The Lonely Hearts Trio: Writer/director Todd Robinson with James Gandolfini and John Travolta
Gandolfini and Travolta appeared with Robinson after the film, with the latter actor framing a sort of psychic backstory that predated the three films he has made with Gandolfini since 1995's Get Shorty. "Jim's dad used to buy tires from my father in New Jersey at Travolta Tire Exchange," Travolta said. "When James would come to the store, I guess he would see a picture of me from some movie. What was it? Saturday Night Fever? Welcome Back Kotter?"
"I think it was Saturday Night Fever," Gandolfini said.
Travolta nodded, continuing, "And he decided that if I could do well at it, then maybe he could too. Therefore, there was a history. And then when we met, it was love at first sight.
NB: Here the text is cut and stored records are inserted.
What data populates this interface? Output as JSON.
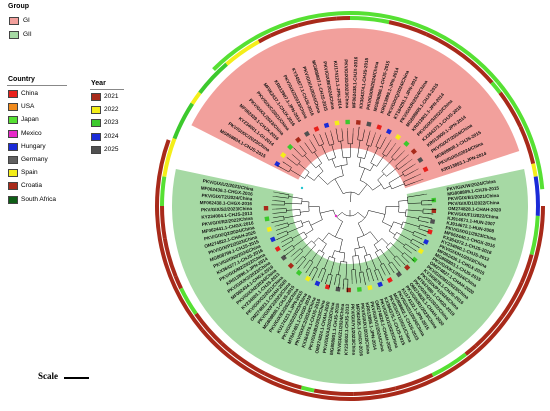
{
  "legend_group": {
    "title": "Group",
    "items": [
      {
        "label": "GI",
        "color": "#f2a09c"
      },
      {
        "label": "GII",
        "color": "#a6d9a4"
      }
    ]
  },
  "legend_country": {
    "title": "Country",
    "items": [
      {
        "label": "China",
        "color": "#e8201b"
      },
      {
        "label": "USA",
        "color": "#f08a1c"
      },
      {
        "label": "Japan",
        "color": "#56e033"
      },
      {
        "label": "Mexico",
        "color": "#e629c8"
      },
      {
        "label": "Hungary",
        "color": "#1a2bd8"
      },
      {
        "label": "Germany",
        "color": "#606060"
      },
      {
        "label": "Spain",
        "color": "#f4ee19"
      },
      {
        "label": "Croatia",
        "color": "#a82a1a"
      },
      {
        "label": "South Africa",
        "color": "#0e5e16"
      }
    ]
  },
  "legend_year": {
    "title": "Year",
    "items": [
      {
        "label": "2021",
        "color": "#a82a1a"
      },
      {
        "label": "2022",
        "color": "#f4ee19"
      },
      {
        "label": "2023",
        "color": "#3cc92d"
      },
      {
        "label": "2024",
        "color": "#1a2bd8"
      },
      {
        "label": "2025",
        "color": "#505050"
      }
    ]
  },
  "scale_label": "Scale",
  "tree": {
    "gi_labels": [
      "MG808804.1-CHJS-2015",
      "PKV/GIX/C/2023/China",
      "KY234001.1-GI-2014",
      "MF062439.1-CHJX-2016",
      "PKV/GIX/L/2023/China",
      "PKV/GIX/C/2021/China",
      "MF062437.1-CHJX-2016",
      "KR013907.1-JPN-2014",
      "PKV/GIX/Z/2023/China",
      "KY345877.1-CHJS-2016",
      "PKV/GIX/A/2024/China",
      "MG808807.1-CHJS-2015",
      "PKV/GIX/B/2024/China",
      "KU174121.1-JPN-2014",
      "PKV/GIX/D/2023/China",
      "MF062438.1-CHJX-2016",
      "KX364374.1-CHJS-2015",
      "PKV/GIX/N/2024/China",
      "MG808806.1-CHJS-2015",
      "KR013899.1-JPN-2014",
      "PKV/GIX/Q/2024/China",
      "KT184291.1-JPN-2014",
      "PKV/GIX/R/2024/China",
      "MG808805.1-CHJS-2015",
      "KR013901.1-JPN-2014",
      "PKV/GIX/S/2022/China",
      "KX364373.1-CHJS-2016",
      "KR013900.1-JPN-2014",
      "PKV/GIX/T/2024/China",
      "MG808808.1-CHJS-2015",
      "PKV/GIX/U/2024/China",
      "KR013893.1-JPN-2014"
    ],
    "gii_labels": [
      "PKV/GIX/W/2024/China",
      "MG808809.1-CHJS-2015",
      "PKV/GIX/B1/2021/China",
      "PKV/GIX/D1/2022/China",
      "OM274828.1-CHAH-2020",
      "PKV/GIX/F1/2022/China",
      "KJ914671.1-HUN-2007",
      "KJ914672.1-HUN-2008",
      "PKV/GIX/G1/2023/China",
      "MF062440.1-CHGX-2016",
      "KX364372.1-CHJS-2016",
      "KY234000.1-CHJS-2012",
      "PKV/GIX/H1/2023/China",
      "MF062436.1-CHGX-2015",
      "MG808803.1-CHJS-2015",
      "PKV/GIX/K1/2024/China",
      "OM274827.1-CHAH-2020",
      "PKV/GIX/M1/2023/China",
      "KY345878.1-CHJS-2016",
      "PKV/GIX/P1/2024/China",
      "MT647480.1-CHGD-2019",
      "PKV/GIX/Q1/2022/China",
      "OM274825.1-CHAH-2020",
      "PKV/GIX/R1/2023/China",
      "KU174122.1-JPN-2015",
      "PKV/GIX/S1/2024/China",
      "MG808802.1-CHJS-2015",
      "PKV/GIX/T1/2021/China",
      "KX364375.1-CHJS-2015",
      "PKV/GIX/U1/2023/China",
      "OM274826.1-CHAH-2020",
      "PKV/GIX/V1/2024/China",
      "KR013895.1-JPN-2014",
      "PKV/GIX/X1/2022/China",
      "MF062435.1-CHGX-2016",
      "PKV/GIX/Y1/2023/China",
      "KY234002.1-CHJS-2013",
      "PKV/GIX/Z1/2024/China",
      "MG808801.1-CHJS-2015",
      "PKV/GIX/A2/2023/China",
      "OM274824.1-CHAH-2020",
      "PKV/GIX/B2/2022/China",
      "KX364376.1-CHJS-2016",
      "PKV/GIX/C2/2024/China",
      "MT647481.1-CHGD-2019",
      "PKV/GIX/D2/2023/China",
      "KU174123.1-JPN-2015",
      "PKV/GIX/E2/2024/China",
      "MG808800.1-CHJS-2015",
      "PKV/GIX/F2/2023/China",
      "OM274823.1-CHAH-2020",
      "PKV/GIX/G2/2021/China",
      "KY234003.1-CHJS-2013",
      "PKV/GIX/H2/2024/China",
      "MF062434.1-CHGX-2016",
      "PKV/GIX/K2/2023/China",
      "KR013896.1-JPN-2014",
      "PKV/GIX/M2/2022/China",
      "KX364377.1-CHJS-2016",
      "PKV/GIX/N2/2024/China",
      "MG808799.1-CHJS-2015",
      "PKV/GIX/P2/2023/China",
      "OM274822.1-CHAH-2020",
      "PKV/GIX/Q2/2024/China",
      "MF062441.1-CHGX-2016",
      "PKV/GIX/R2/2022/China",
      "KY234004.1-CHJS-2013",
      "PKV/GIX/S2/2023/China",
      "MF062438.1-CHGX-2016",
      "PKV/GIX/T2/2024/China",
      "MF062436.1-CHGX-2016",
      "PKV/GIX/U2/2023/China"
    ]
  }
}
I've been truly fond of James form the moment I met him, and having that history was just an added bonus."
Gandolfini corroborated the events in a little less homoerotic terms. "When I saw that poster," he said, "I was pretty amazed that was his father, because both of our fathers were these smaller wiry guys. I did think that if he could do it, I could do it. And then when this came along, this kind of part was kind of a sidekick to him, and it's kind of what I felt like for a long time--kind of in his shadow, and you know just looking up at him. And I think it worked for me in the film. It helped me a lot."

Tribeca Film Festival executive director Peter Scarlet (L) joins John Malkovich and producer Michael Fitzgerald to discuss Colour Me Kubrick
Finally, Colour Me Kubrick chameleon John Malkovich joined producer Michael Fitzgerald on Sunday to chat about Alan Conway, the infamous impostor at the center of their delightful biopic (check my write-up here for a bit more background). I asked Malkovich about the research that prepared him for such a messy, marvelous role. "There was a lot of it in the script," he said, "because Tony Frewin, who wrote it, of course, had been Stanley Kubrick's assistant for 25 years and had been sort of charged with handling this and sort of dealing with it and reacting to it and spinning it and blah blah blah. So he knew quite a bit about it, and there was a lot more in the original script. But also, there were several articles written about him, and as I said, the English did a TV show on him, which he starred in."
Fitzgerald jumped in. "Because he, of course, became a celebrity after this, and lived at the public expense in great style," he said. "But also, many of the actors who were in the film had encountered him. Jim Davidson, who plays his love interest, so to speak, the end of the film, had encountered him and had thought him Stanley Kubrick. This guy had really gotten around."
Another journalist followed up by asking if Davidson actually fell for Conway's act. "Of course!" Fitzgerald replied. "Of course. Everybody believed him. Stanely Kubrick's wife Christiane still now gets letters from the parents of young men who were..." Fitzgerald paused, smiled and turned to Malkovich. "What's the word?"
"Buggered," Malkovich said.
"(The letters started) by sort of regretting his death," Fitzgerald continued, "but saying that he had done unspeakable thing to their children or one thing or another. And this was all Alan Conway. The repercussions of his life in her life were somewhat dire."